Los que antes emplumados y con parsimonia se han ocupado de la molienda, vuelven a su tarea hasta remoler cada partícula, y ofrecen la punta de los palos embadurnados de plátano y polvo de huesos a Hukobatawe, quien los limpia con la lengua, lengüetea sus propios labios e ingiere, para que ni un solo átomo permanezca. En el tronco ahuecado añaden carato de plátanos, y lo vuelven a comer todo. El tronco y los palos moledores son destrozados a hachazos por uno de los oficiantes, y junto con las grandes hojas que han utilizado en la molienda oficial, van a un fuego ya atizado. Todo se va en el humo, incluso añaden un canasto que la vieja ha acarreado pendiente de una corteza sobre la frente, para que su espíritu lo lleve de la misma manera, ahora que retorna a la selva. La humareda es densa y las llamas cortas, pero eficaces en el mismo lugar frente a donde vivía y murió, exactamente donde hace algunos días, otro fuego ha quemado su cadáver. Los oficiantes esperan erguidos, orgullosos e indiferentes junto al fuego, confundidos por el humo, separados por planos más o menos grises, por la humareda más o menos espesa. Por una apertura en el gran paraviento circular, el sol despunta entre la selva verde joven y cielo azul límpido. Algunas excreciones del sol cortan en líneas rectas el humo. Los parientes que todavía lloran bajo la oscuridad del paraviento ya no tienen ni una sombra, ni un reflejo de su deudo. Absolutamente todo lo que era su persona física ha sido consumido, y sus escasos bienes ya se han quemado o están ahora en este fuego que dura rodeado de silencio. Han puesto sobre el fuego el canasto mismo que ha contenido los huesos. Hay un vacío. Nos miramos. Esa persona de la cual nada tangible permanece, está presente. Percibimos este ser que perdura más allá de todo objeto, símbolo o imagen que podrían traérnoslo a la memoria. El sonido mismo de su nombre debe olvidarse, reabsorberse en el lenguaje, jamás ser proferido. Los Yanomami quieren la invisibilidad total para sus muertos, y de este modo, logran liberar al espíritu en su camino a la selva o el conuco. Un espíritu sin imagen afirma su propio transcurrir.

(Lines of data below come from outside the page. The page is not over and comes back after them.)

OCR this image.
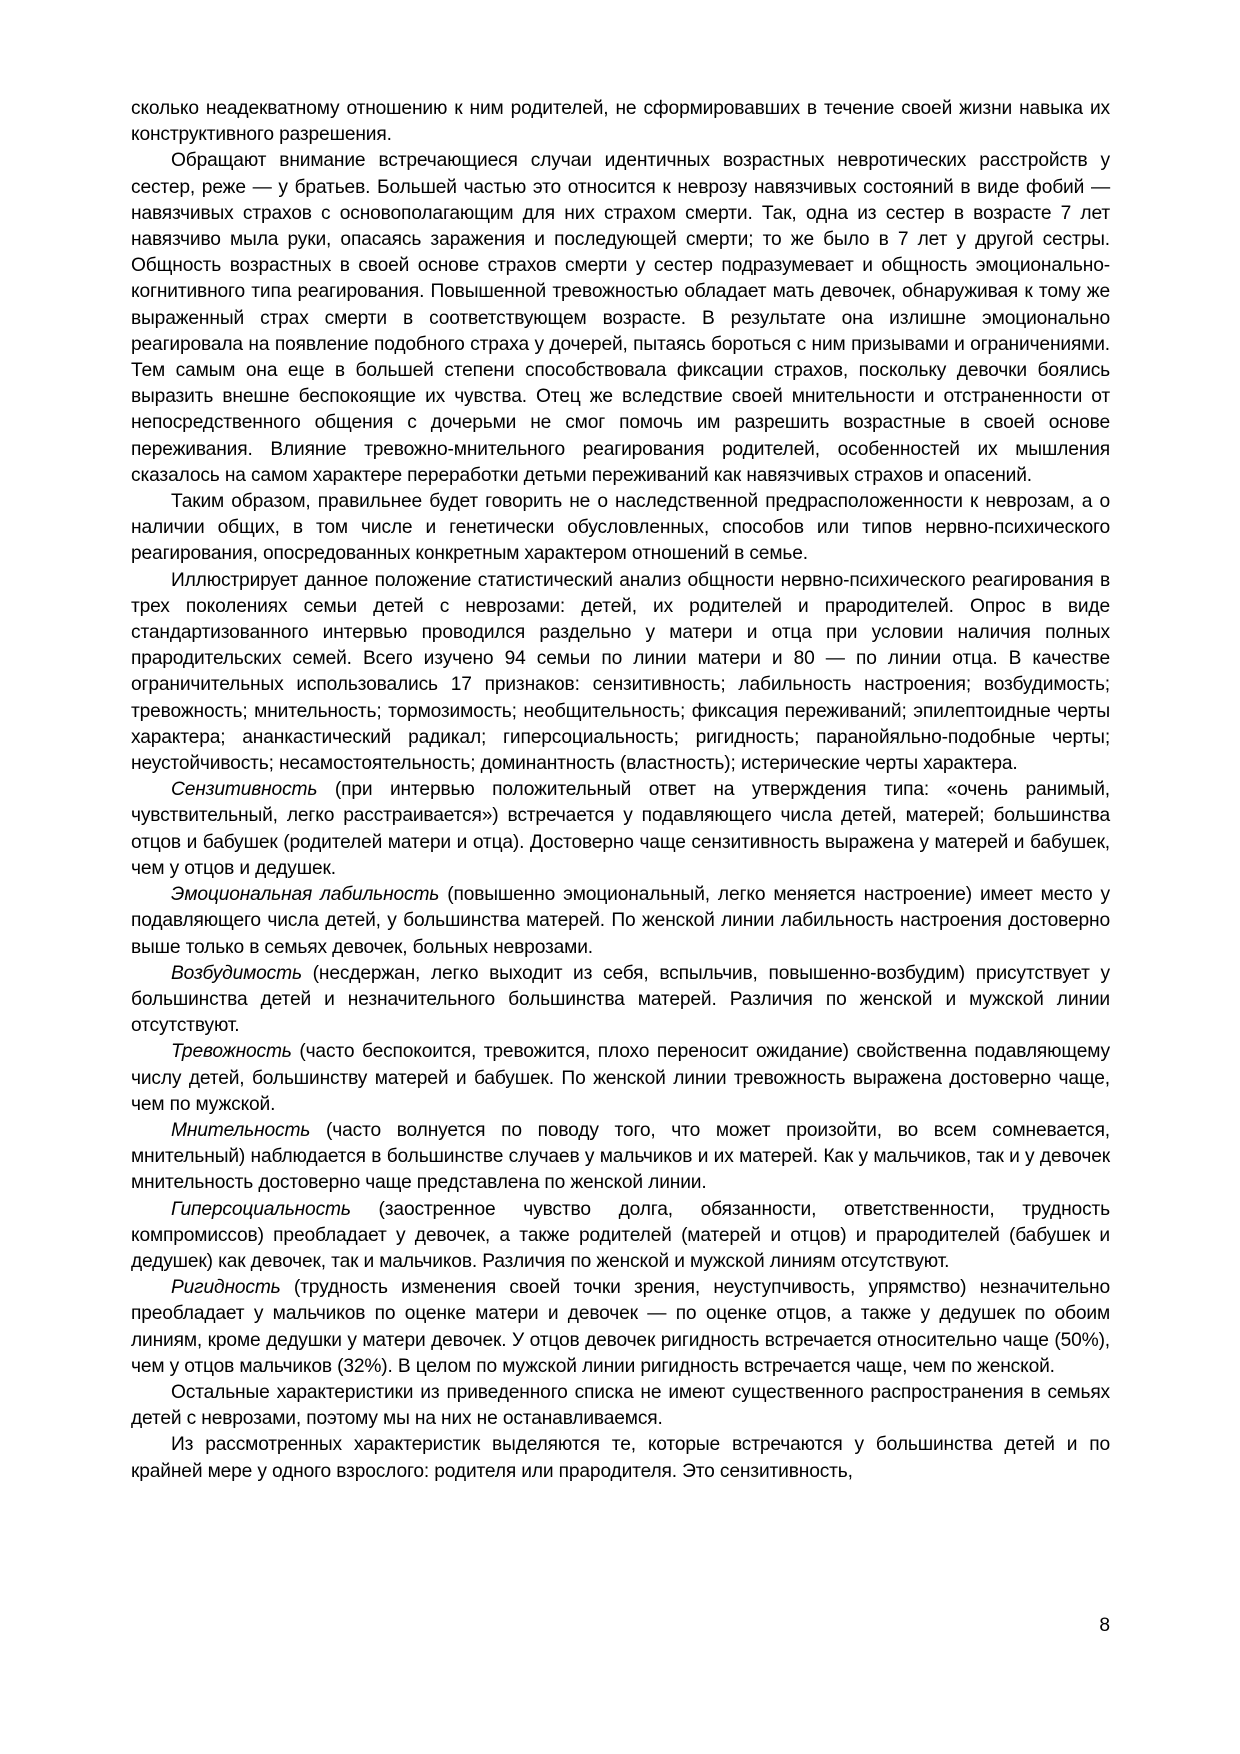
сколько неадекватному отношению к ним родителей, не сформировавших в течение своей жизни навыка их конструктивного разрешения.

Обращают внимание встречающиеся случаи идентичных возрастных невротических расстройств у сестер, реже — у братьев. Большей частью это относится к неврозу навязчивых состояний в виде фобий — навязчивых страхов с основополагающим для них страхом смерти. Так, одна из сестер в возрасте 7 лет навязчиво мыла руки, опасаясь заражения и последующей смерти; то же было в 7 лет у другой сестры. Общность возрастных в своей основе страхов смерти у сестер подразумевает и общность эмоционально-когнитивного типа реагирования. Повышенной тревожностью обладает мать девочек, обнаруживая к тому же выраженный страх смерти в соответствующем возрасте. В результате она излишне эмоционально реагировала на появление подобного страха у дочерей, пытаясь бороться с ним призывами и ограничениями. Тем самым она еще в большей степени способствовала фиксации страхов, поскольку девочки боялись выразить внешне беспокоящие их чувства. Отец же вследствие своей мнительности и отстраненности от непосредственного общения с дочерьми не смог помочь им разрешить возрастные в своей основе переживания. Влияние тревожно-мнительного реагирования родителей, особенностей их мышления сказалось на самом характере переработки детьми переживаний как навязчивых страхов и опасений.

Таким образом, правильнее будет говорить не о наследственной предрасположенности к неврозам, а о наличии общих, в том числе и генетически обусловленных, способов или типов нервно-психического реагирования, опосредованных конкретным характером отношений в семье.

Иллюстрирует данное положение статистический анализ общности нервно-психического реагирования в трех поколениях семьи детей с неврозами: детей, их родителей и прародителей. Опрос в виде стандартизованного интервью проводился раздельно у матери и отца при условии наличия полных прародительских семей. Всего изучено 94 семьи по линии матери и 80 — по линии отца. В качестве ограничительных использовались 17 признаков: сензитивность; лабильность настроения; возбудимость; тревожность; мнительность; тормозимость; необщительность; фиксация переживаний; эпилептоидные черты характера; ананкастический радикал; гиперсоциальность; ригидность; паранойяльно-подобные черты; неустойчивость; несамостоятельность; доминантность (властность); истерические черты характера.

Сензитивность (при интервью положительный ответ на утверждения типа: «очень ранимый, чувствительный, легко расстраивается») встречается у подавляющего числа детей, матерей; большинства отцов и бабушек (родителей матери и отца). Достоверно чаще сензитивность выражена у матерей и бабушек, чем у отцов и дедушек.

Эмоциональная лабильность (повышенно эмоциональный, легко меняется настроение) имеет место у подавляющего числа детей, у большинства матерей. По женской линии лабильность настроения достоверно выше только в семьях девочек, больных неврозами.

Возбудимость (несдержан, легко выходит из себя, вспыльчив, повышенно-возбудим) присутствует у большинства детей и незначительного большинства матерей. Различия по женской и мужской линии отсутствуют.

Тревожность (часто беспокоится, тревожится, плохо переносит ожидание) свойственна подавляющему числу детей, большинству матерей и бабушек. По женской линии тревожность выражена достоверно чаще, чем по мужской.

Мнительность (часто волнуется по поводу того, что может произойти, во всем сомневается, мнительный) наблюдается в большинстве случаев у мальчиков и их матерей. Как у мальчиков, так и у девочек мнительность достоверно чаще представлена по женской линии.

Гиперсоциальность (заостренное чувство долга, обязанности, ответственности, трудность компромиссов) преобладает у девочек, а также родителей (матерей и отцов) и прародителей (бабушек и дедушек) как девочек, так и мальчиков. Различия по женской и мужской линиям отсутствуют.

Ригидность (трудность изменения своей точки зрения, неуступчивость, упрямство) незначительно преобладает у мальчиков по оценке матери и девочек — по оценке отцов, а также у дедушек по обоим линиям, кроме дедушки у матери девочек. У отцов девочек ригидность встречается относительно чаще (50%), чем у отцов мальчиков (32%). В целом по мужской линии ригидность встречается чаще, чем по женской.

Остальные характеристики из приведенного списка не имеют существенного распространения в семьях детей с неврозами, поэтому мы на них не останавливаемся.

Из рассмотренных характеристик выделяются те, которые встречаются у большинства детей и по крайней мере у одного взрослого: родителя или прародителя. Это сензитивность,

8
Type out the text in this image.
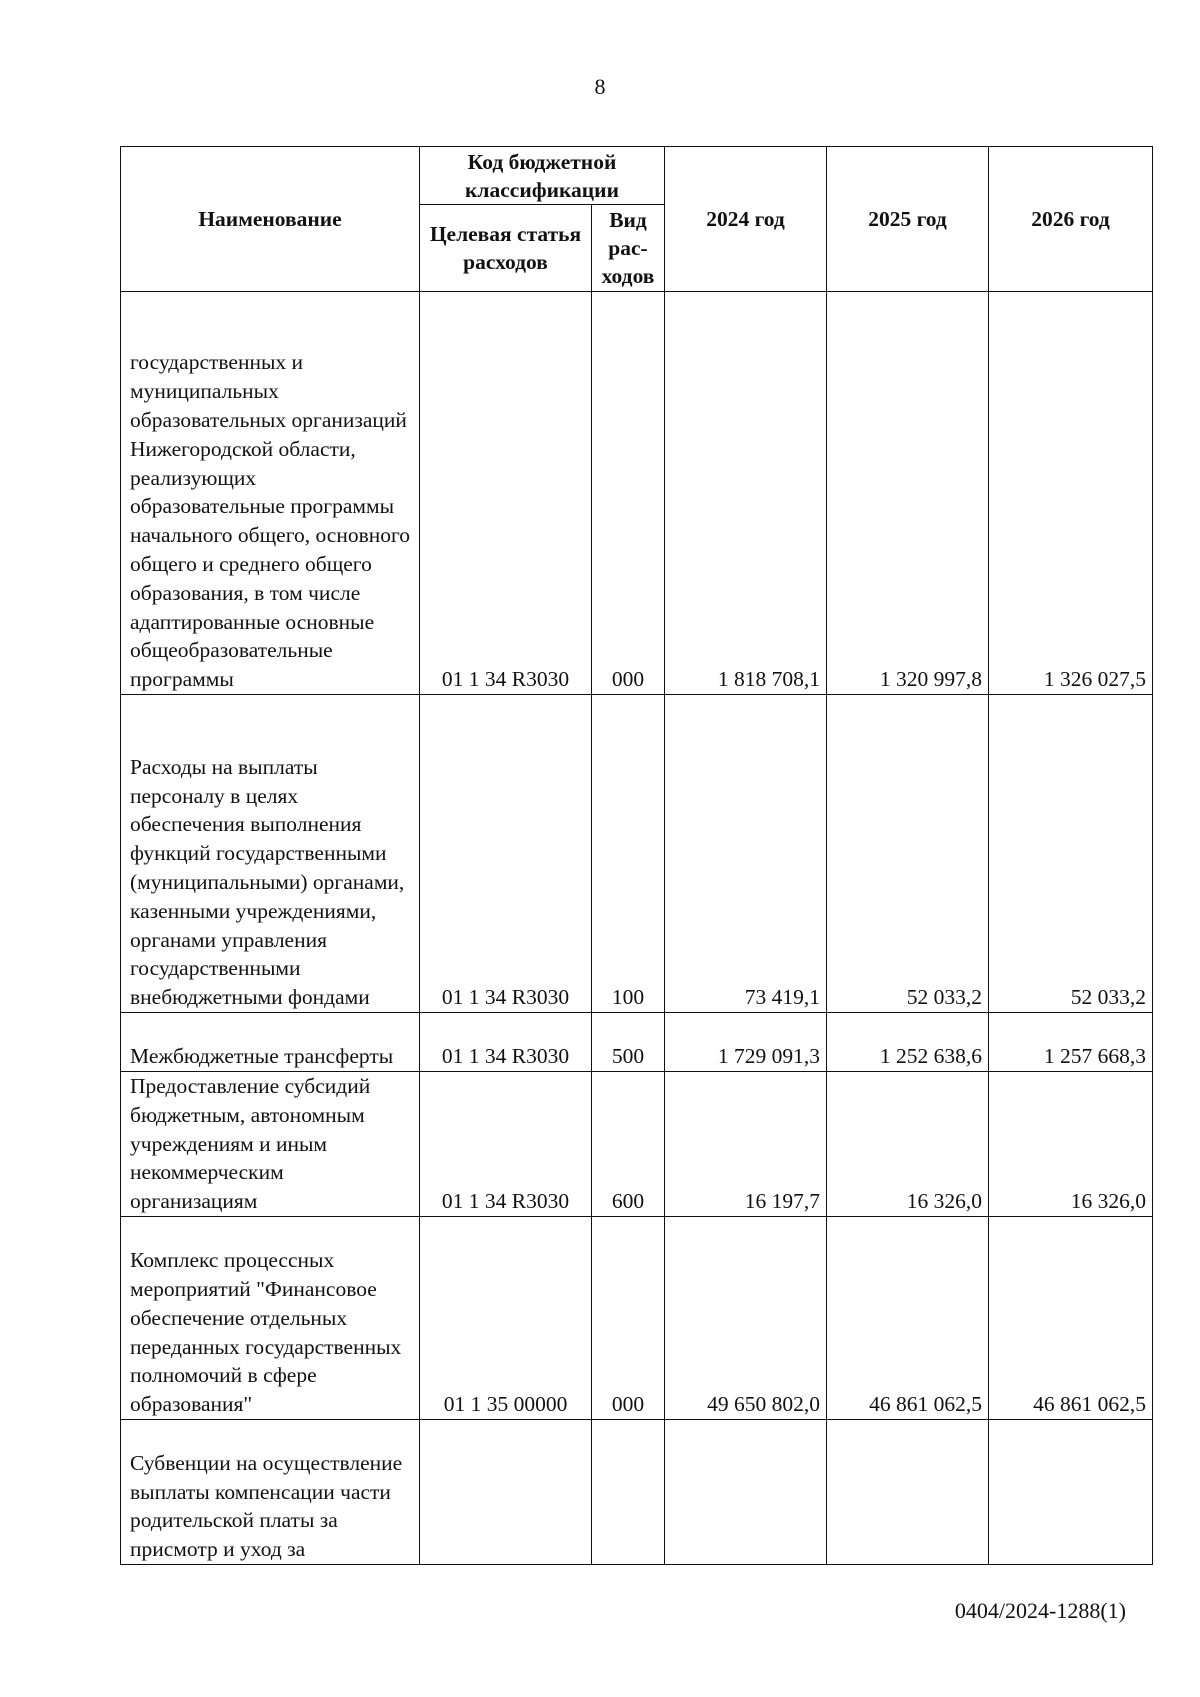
8
Наименование	Код бюджетной классификации		2024 год	2025 год	2026 год
	Целевая статья расходов	Вид рас-ходов			
государственных и муниципальных образовательных организаций Нижегородской области, реализующих образовательные программы начального общего, основного общего и среднего общего образования, в том числе адаптированные основные общеобразовательные программы	01 1 34 R3030	000	1 818 708,1	1 320 997,8	1 326 027,5
Расходы на выплаты персоналу в целях обеспечения выполнения функций государственными (муниципальными) органами, казенными учреждениями, органами управления государственными внебюджетными фондами	01 1 34 R3030	100	73 419,1	52 033,2	52 033,2
Межбюджетные трансферты	01 1 34 R3030	500	1 729 091,3	1 252 638,6	1 257 668,3
Предоставление субсидий бюджетным, автономным учреждениям и иным некоммерческим организациям	01 1 34 R3030	600	16 197,7	16 326,0	16 326,0
Комплекс процессных мероприятий "Финансовое обеспечение отдельных переданных государственных полномочий в сфере образования"	01 1 35 00000	000	49 650 802,0	46 861 062,5	46 861 062,5
Субвенции на осуществление выплаты компенсации части родительской платы за присмотр и уход за					
0404/2024-1288(1)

De pronto, en silencio un hombre trae cantidades de carne previamente ahumada (váquiro, paují, cachicamo ) y la distribuye y ata concienzudamente sobre tres canastos grandes repletos de pijiguaos, bajo el ojo vigilante de los demás. Extrañamente, la muerte es unida con comer carne. Los canastos son transportados colgando de una corteza seca y ancha alrededor de la frente de un joven, hacía tres puntos distanciados bajo el paraviento. Allá el jefe de familia desata la carne, la corta y la reparte a sus próximos en parentesco y en el círculo de la vivienda ( ya que la ordenación en el edificio expresa la estructura social ), junto con una cantidad de pijiguao. Todavía algunos despojos arden y ya entierran los dientes en la sabrosa carne.
Un lugar blanco y redondo se abre en lo frontal de mi cerebro. Son excreciones de luz que se reúnen vagamente en círculos, la intensidad de una espiral o la paz infinita del color violeta. Los blancos son presencias saturadas; no superficies, sino densos líquidos donde mi ojo interior se desplaza en un medio que también se desplaza. Quiero entrar en el blanco espacio de mi conciencia vacía. Desprendido de lo doméstico, en silencio penetro otra química, otros impulsos transitan las áreas del cerebro, otra velocidad.